Do ponto de vista das empresas, o afastamento também é positivo: uma eventual separação destrói todo o aprendizado e investimentos que empresas e trabalhadores colocam em um vínculo trabalhista, havendo valor na continuidade do emprego. E, para o bebê, os primeiros dias de vida são cruciais para sua arquitetura cerebral, que conta não apenas com toda a interação à qual o bebê está exposto em seu ambiente familiar como também nutrição adequada para o seu crescimento e desenvolvimento.
A realidade social, entretanto, é muito mais complexa. Muitas mães optam por deixar seus bebês ainda muito pequenos em berçário ou creche pública para retornar ao mercado de trabalho. Elas sabem que a segurança de renda garante condições mínimas de subsistência e de alimentação para sua família.
De um lado, é positiva a existência de creches públicas -e de qualidade- que permitam o retorno ao emprego e autossuficiência econômica de mães com filhos pequenos, algo que ainda está distante de grande parte das mães em situação de pobreza. Hoje, apenas 37% das crianças de 0 a 3 anos estão matriculadas em creche, taxa que sobe para 54% entre os 25% mais ricos e para 40% em regiões urbanas, mas cai para 27% entre os 25% mais pobres e para 20% em regiões rurais.
De outro, é impactante não haver nenhuma garantia trabalhista ou de rede de assistência capaz de garantir um tempo mínimo entre muitas mães que trabalham e seus bebês, conforme dita nossa legislação trabalhista.
Para mães em situação de informalidade, de pouco adiantam benefício ou políticas de permanência e flexibilidade para as mulheres que já possuem carteira assinada, já que a dualidade do nosso mercado de trabalho delega a 40% das mulheres ocupadas nenhum direito trabalhista, seja a licença-maternidade, seja a garantia ao emprego, seja o seguro-desemprego, sejam os recursos do FGTS.
O recente Programa Emprega Mulheres e Jovens, instituído via medida provisória na semana passada, segue míope a essa realidade, ao garantir recursos para creche via FGTS, ou flexibilização de trabalho para mães que já possuem carteira assinada.
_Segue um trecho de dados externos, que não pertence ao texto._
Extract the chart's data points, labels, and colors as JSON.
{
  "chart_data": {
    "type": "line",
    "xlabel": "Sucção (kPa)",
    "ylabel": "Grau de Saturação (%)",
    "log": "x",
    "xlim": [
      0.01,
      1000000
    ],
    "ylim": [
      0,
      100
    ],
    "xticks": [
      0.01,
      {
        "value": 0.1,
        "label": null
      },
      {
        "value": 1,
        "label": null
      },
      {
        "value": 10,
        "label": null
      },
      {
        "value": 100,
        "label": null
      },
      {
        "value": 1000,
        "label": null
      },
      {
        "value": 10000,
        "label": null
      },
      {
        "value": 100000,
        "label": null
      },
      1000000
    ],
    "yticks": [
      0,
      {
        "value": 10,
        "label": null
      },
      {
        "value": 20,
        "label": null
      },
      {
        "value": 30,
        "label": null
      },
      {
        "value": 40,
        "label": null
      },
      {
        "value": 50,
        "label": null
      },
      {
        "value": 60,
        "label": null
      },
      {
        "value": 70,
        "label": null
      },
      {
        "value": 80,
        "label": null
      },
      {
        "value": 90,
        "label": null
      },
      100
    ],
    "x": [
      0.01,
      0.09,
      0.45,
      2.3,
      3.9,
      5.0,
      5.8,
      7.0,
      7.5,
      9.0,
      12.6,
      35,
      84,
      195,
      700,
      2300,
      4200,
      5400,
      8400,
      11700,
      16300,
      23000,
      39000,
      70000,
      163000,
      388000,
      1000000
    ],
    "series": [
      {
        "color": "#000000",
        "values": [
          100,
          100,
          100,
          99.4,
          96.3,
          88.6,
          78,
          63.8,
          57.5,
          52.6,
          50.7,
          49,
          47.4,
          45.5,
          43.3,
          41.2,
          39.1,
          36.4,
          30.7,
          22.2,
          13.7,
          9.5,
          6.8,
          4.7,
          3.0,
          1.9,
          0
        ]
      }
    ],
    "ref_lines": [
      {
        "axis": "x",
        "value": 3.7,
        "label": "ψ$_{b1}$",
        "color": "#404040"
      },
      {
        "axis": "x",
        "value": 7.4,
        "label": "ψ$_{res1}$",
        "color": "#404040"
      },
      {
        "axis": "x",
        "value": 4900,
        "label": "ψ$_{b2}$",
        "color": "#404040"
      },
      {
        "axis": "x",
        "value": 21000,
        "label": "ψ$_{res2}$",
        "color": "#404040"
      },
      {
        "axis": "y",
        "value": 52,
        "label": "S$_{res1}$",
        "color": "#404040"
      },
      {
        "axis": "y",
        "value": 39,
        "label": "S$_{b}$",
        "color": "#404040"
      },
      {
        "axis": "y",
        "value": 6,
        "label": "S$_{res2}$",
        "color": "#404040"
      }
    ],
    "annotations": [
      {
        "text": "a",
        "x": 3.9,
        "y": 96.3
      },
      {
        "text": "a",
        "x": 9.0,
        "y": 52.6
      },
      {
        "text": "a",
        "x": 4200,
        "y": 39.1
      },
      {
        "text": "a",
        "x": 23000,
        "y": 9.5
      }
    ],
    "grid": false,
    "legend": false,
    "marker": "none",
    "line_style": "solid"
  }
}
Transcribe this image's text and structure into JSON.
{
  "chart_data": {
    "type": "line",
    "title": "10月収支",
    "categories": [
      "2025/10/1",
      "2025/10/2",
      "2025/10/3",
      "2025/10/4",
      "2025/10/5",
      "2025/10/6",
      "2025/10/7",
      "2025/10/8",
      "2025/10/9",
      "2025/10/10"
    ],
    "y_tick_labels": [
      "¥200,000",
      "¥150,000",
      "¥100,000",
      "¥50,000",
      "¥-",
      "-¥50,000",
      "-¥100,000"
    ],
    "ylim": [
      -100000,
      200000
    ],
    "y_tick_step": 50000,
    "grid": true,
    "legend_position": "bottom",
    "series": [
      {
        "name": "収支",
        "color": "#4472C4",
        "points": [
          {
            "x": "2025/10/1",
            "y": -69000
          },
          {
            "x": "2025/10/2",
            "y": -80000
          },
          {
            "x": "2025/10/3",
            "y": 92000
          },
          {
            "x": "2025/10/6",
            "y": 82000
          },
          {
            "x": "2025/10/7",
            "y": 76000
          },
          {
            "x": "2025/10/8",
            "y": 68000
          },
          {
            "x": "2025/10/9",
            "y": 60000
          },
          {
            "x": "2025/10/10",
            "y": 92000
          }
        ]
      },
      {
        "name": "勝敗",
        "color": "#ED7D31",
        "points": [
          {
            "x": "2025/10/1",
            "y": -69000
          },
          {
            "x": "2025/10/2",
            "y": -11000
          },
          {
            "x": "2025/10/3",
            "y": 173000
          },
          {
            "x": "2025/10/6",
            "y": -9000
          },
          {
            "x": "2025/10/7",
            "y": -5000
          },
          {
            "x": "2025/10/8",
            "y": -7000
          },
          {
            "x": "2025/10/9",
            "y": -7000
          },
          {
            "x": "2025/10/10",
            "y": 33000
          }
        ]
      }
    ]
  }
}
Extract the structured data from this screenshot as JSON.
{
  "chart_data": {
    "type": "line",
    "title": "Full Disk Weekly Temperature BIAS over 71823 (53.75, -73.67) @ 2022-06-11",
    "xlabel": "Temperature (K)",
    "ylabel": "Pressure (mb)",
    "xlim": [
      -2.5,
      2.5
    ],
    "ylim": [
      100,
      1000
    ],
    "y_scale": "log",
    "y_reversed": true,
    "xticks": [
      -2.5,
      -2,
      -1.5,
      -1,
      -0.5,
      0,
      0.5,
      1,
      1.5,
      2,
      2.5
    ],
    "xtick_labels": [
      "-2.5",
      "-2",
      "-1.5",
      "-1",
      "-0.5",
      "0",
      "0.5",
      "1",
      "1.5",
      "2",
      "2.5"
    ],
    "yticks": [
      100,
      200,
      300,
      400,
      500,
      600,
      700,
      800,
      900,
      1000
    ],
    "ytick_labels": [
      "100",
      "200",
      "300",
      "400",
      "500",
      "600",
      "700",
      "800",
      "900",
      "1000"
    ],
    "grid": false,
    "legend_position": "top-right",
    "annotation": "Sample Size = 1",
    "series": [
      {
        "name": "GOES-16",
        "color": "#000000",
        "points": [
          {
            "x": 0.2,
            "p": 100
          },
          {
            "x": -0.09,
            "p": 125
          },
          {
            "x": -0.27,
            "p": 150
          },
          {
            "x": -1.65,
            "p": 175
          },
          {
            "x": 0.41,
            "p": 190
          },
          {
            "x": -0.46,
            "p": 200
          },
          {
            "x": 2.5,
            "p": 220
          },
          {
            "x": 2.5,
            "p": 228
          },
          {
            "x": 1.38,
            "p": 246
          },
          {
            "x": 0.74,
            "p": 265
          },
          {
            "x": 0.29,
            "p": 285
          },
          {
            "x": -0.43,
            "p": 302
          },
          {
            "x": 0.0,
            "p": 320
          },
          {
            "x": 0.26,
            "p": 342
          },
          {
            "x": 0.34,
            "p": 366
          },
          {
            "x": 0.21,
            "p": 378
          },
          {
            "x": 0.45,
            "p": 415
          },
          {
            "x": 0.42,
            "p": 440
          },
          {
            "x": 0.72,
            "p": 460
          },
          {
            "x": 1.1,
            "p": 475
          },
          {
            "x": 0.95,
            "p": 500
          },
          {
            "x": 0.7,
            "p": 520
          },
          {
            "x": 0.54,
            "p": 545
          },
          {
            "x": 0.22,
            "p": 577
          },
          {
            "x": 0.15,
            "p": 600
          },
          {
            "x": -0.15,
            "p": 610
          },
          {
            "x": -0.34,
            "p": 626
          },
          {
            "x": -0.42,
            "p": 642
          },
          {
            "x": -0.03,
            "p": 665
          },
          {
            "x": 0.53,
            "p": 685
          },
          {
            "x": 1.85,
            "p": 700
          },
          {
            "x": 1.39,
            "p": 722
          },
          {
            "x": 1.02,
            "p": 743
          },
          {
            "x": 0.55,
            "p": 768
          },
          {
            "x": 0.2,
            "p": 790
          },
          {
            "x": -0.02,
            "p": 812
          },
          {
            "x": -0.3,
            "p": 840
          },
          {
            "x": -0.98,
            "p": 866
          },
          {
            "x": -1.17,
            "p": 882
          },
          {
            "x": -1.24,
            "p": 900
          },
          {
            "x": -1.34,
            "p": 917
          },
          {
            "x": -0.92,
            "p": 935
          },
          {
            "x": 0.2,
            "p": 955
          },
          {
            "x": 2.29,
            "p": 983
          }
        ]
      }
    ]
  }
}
Políticas de apoio à parentalidade via mercado de trabalho formal são regressivas em um contexto no qual parte considerável da força de trabalho não as consegue acessar, e uma verdadeira política de apoio à parentalidade precisa encarar de frente os problemas adicionais que a informalidade traz para as mulheres.
Já para famílias em situação de pobreza, o Auxilio Brasil se apresentou como grande oportunidade para atender mães com filhos pequenos na garantia de renda, especialmente considerando as dificuldades para matrícula em creche ou possibilidade de emprego para mães com bebês com poucos meses de vida.
O benefício para a primeira infância, que oferece transferência de renda diferenciada para famílias pobres com crianças de 0 a 36 meses, calibrou o benefício em R$ 130, maior que todas as demais variáveis. Entretanto, a recente garantia de um valor mínimo de R$ 400 -perenizada ad aeternum pelo Legislativo recentemente- diluiu toda a vantagem que o benefício diferenciado às crianças pequenas conferia.
Hoje, a transferência média por famílias é de R$ 408, o que significa que quase todas as famílias -independentemente de sua composição familiar- recebem o mesmo valor, próximo ao mínimo. Não há, hoje, dentro do Auxílio Brasil, transferência diferenciada para mães com filhos pequenos.
Seja via mercado de trabalho, seja via assistência social, as novas propostas seguem sem resolver de forma convincente a desigualdade no qual a maternidade se apresenta por classe de renda na sociedade brasileira.